Two Poems By Scott Darrington

Dry rocks
  
The riverbed is packed with tight, white water, 
folded over the gray rocks; like the ducks
that slip on frozen ponds, the snow has come
to try a summer life in solid winter.
  
Like that warm March morning I led you up
a different riverbed where I’d seen a snake
looped stiff around the rocks. We watched it basking,
absorbing sunlight in the still-chilled air.
I poked it from three feet back and it slowly
  
jerked back, eventually remembering to 
react. Even its tail tip castanets 
clacked slow. It took a few more pokes before
it thawed and flowed down the bed, disappearing
into the thirsty rocks. And now you too
  
have limply slipped within the earth. Come, time.
I’ve grown tired of pretending to be
warm here. Bring spring and melt these milky bones.

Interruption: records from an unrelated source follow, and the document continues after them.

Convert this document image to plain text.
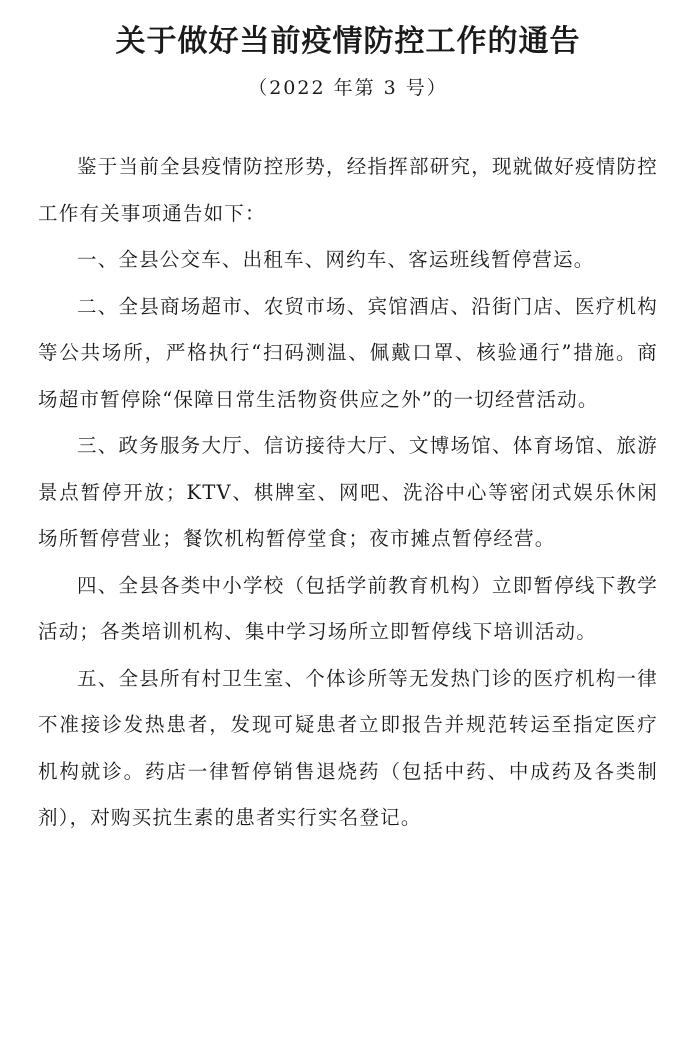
关于做好当前疫情防控工作的通告

（2022 年第 3 号）

鉴于当前全县疫情防控形势，经指挥部研究，现就做好疫情防控工作有关事项通告如下：

一、全县公交车、出租车、网约车、客运班线暂停营运。

二、全县商场超市、农贸市场、宾馆酒店、沿街门店、医疗机构等公共场所，严格执行“扫码测温、佩戴口罩、核验通行”措施。商场超市暂停除“保障日常生活物资供应之外”的一切经营活动。

三、政务服务大厅、信访接待大厅、文博场馆、体育场馆、旅游景点暂停开放；KTV、棋牌室、网吧、洗浴中心等密闭式娱乐休闲场所暂停营业；餐饮机构暂停堂食；夜市摊点暂停经营。

四、全县各类中小学校（包括学前教育机构）立即暂停线下教学活动；各类培训机构、集中学习场所立即暂停线下培训活动。

五、全县所有村卫生室、个体诊所等无发热门诊的医疗机构一律不准接诊发热患者，发现可疑患者立即报告并规范转运至指定医疗机构就诊。药店一律暂停销售退烧药（包括中药、中成药及各类制剂），对购买抗生素的患者实行实名登记。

Let me, too, pass into the ice-packed crust. 
Trials of modernity
  
It’s gross how impolite some trees can be,
which choose to ossify their butts instead
of withering when axes chop their tops.
They hang around like thirsty Maya hydras,
headless serpents feathered with a mass of grass
that sways too close to the bark stone to be mown.
The American-grafted Hercules must seize 
his wedge-headed club and carve around the bound
beast to hack off its other heads, which spread
beneath his bluegrass and azaleas,
then chain the rigid arbor necks and flex
the legs of Augeas’ entire herd
under his Chevy’s hood to tear out the
ringed relic, then treat the grave of Gaia
as a proper hole: fill it level, shake
out new seed, watch the perfect lawn awake. 

Scott Darrington is a small-town Nevada deserter currently living in Utah who writes mostly about the little things that happen in life, the small comforts and frustrations (especially those of humanity and nature pushing on each other) that pile together to make life what it is. He hopes that his writing can help people to appreciate the things that make up everyday life. He writes mostly in blank verse or small, cobbled-together constructions. He has been published by BYU’s Americana and Leading Edge magazines, Utah Life Magazine, the Utah Horror Writers Association, and the lovely Provo Poemball machines.